Other than containing the necessary elements for the transcription and translation of the inserted coding sequence, the expression construct of some embodiments of the present technology can also include sequences engineered to enhance stability, production, purification, yield or toxicity of the expressed peptide.


According to a specific embodiment, a bombardment method is used to introduce foreign genes into eukaryotic cells. According to one embodiment, the method is transient. An exemplary bombardment method which can be used in accordance with some embodiments of the present technology is discussed in the examples section which follows. Bombardment of mammalian cells is also taught by Uchida, M., et al., Biochim. Biophys. Acta., 2009, 1790, 754-764.

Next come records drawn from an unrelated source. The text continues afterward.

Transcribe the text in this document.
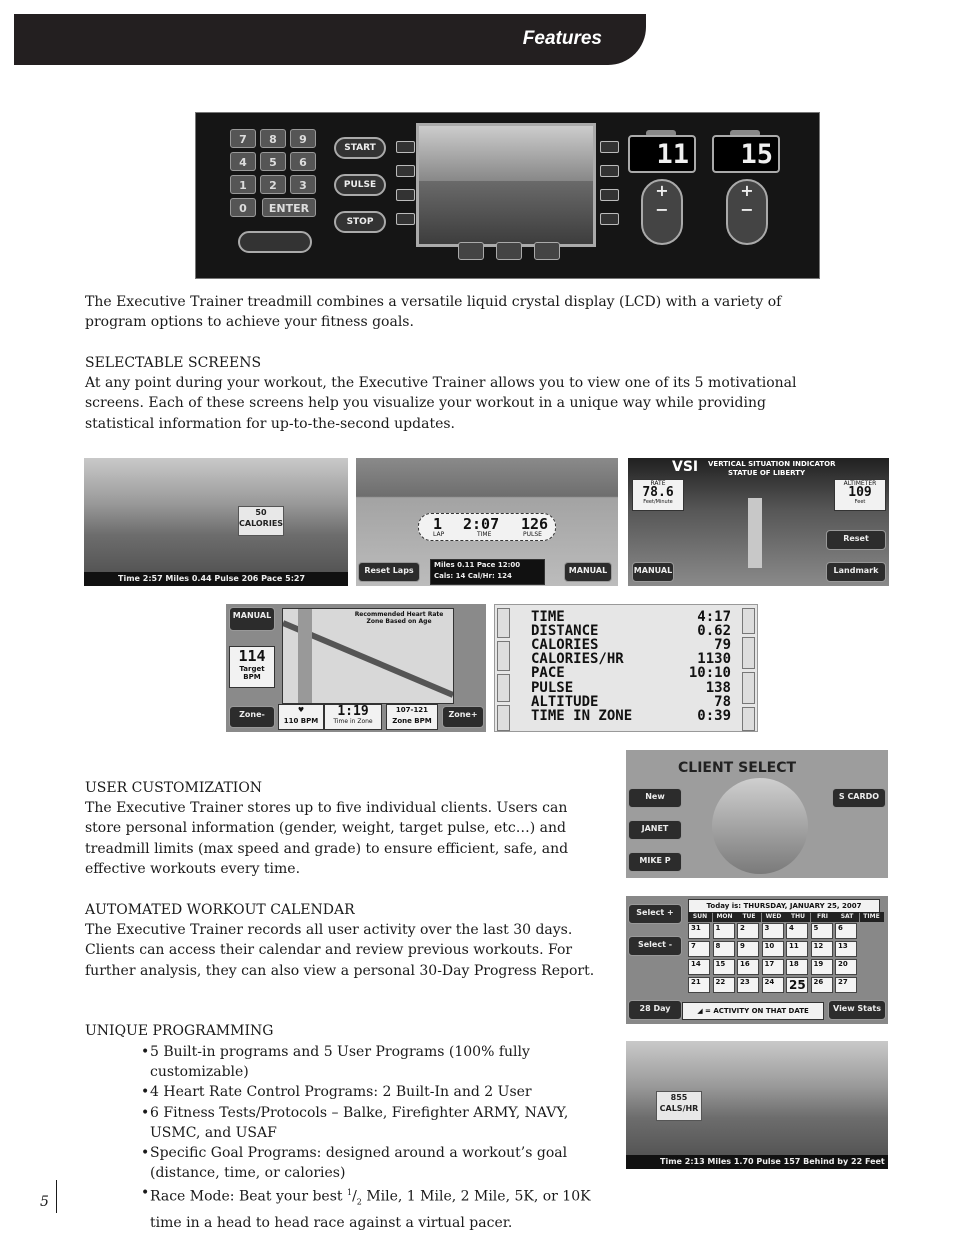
Features
7	8	9
4	5	6
1	2	3
0	ENTER
START
PULSE
STOP
11	15
+
−
+
−
The Executive Trainer treadmill combines a versatile liquid crystal display (LCD) with a variety of program options to achieve your fitness goals.
SELECTABLE SCREENS
At any point during your workout, the Executive Trainer allows you to view one of its 5 motivational screens. Each of these screens help you visualize your workout in a unique way while providing statistical information for up-to-the-second updates.
50
CALORIES
Time 2:57 Miles 0.44 Pulse 206 Pace 5:27
1 2:07 126
LAP	TIME	PULSE
Reset Laps
Miles 0.11 Pace 12:00
Cals: 14 Cal/Hr: 124
MANUAL
VSI VERTICAL SITUATION INDICATOR
STATUE OF LIBERTY
RATE
78.6
Feet/Minute
ALTIMETER
109
Feet
Reset
Landmark
MANUAL
MANUAL
114
Target BPM
Recommended Heart Rate Zone Based on Age
Zone-	♥
110 BPM
1:19
Time in Zone
107-121
Zone BPM
Zone+
TIME	4:17
DISTANCE	0.62
CALORIES	79
CALORIES/HR	1130
PACE	10:10
PULSE	138
ALTITUDE	78
TIME IN ZONE	0:39
USER CUSTOMIZATION
The Executive Trainer stores up to five individual clients. Users can store personal information (gender, weight, target pulse, etc…) and treadmill limits (max speed and grade) to ensure efficient, safe, and effective workouts every time.
CLIENT SELECT
New
JANET
MIKE P
S CARDO
AUTOMATED WORKOUT CALENDAR
The Executive Trainer records all user activity over the last 30 days. Clients can access their calendar and review previous workouts. For further analysis, they can also view a personal 30-Day Progress Report.
Select +
Select -
Today is: THURSDAY, JANUARY 25, 2007
SUN	MON	TUE	WED	THU	FRI	SAT	TIME
31	1	2	3	4	5	6
7	8	9	10	11	12	13
14	15	16	17	18	19	20
21	22	23	24	25	26	27
28 Day	◢ = ACTIVITY ON THAT DATE	View Stats
UNIQUE PROGRAMMING
• 5 Built-in programs and 5 User Programs (100% fully customizable)
• 4 Heart Rate Control Programs: 2 Built-In and 2 User
• 6 Fitness Tests/Protocols – Balke, Firefighter ARMY, NAVY, USMC, and USAF
• Specific Goal Programs: designed around a workout’s goal (distance, time, or calories)
• Race Mode: Beat your best $^1/_2$ Mile, 1 Mile, 2 Mile, 5K, or 10K time in a head to head race against a virtual pacer.
855
CALS/HR
Time 2:13 Miles 1.70 Pulse 157 Behind by 22 Feet
5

Regardless of the transformation/infection method employed, the present teachings further select transformed cells comprising a genome editing event. According to a specific embodiment, selection can be carried out such that only cells comprising a successful accurate edit in the specific locus are selected. Accordingly, cells comprising any event that includes an edit in an unintended locus are not selected.


According to one embodiment, selection of edited cells can be performed at the phenotypic level or by detection of a molecular event.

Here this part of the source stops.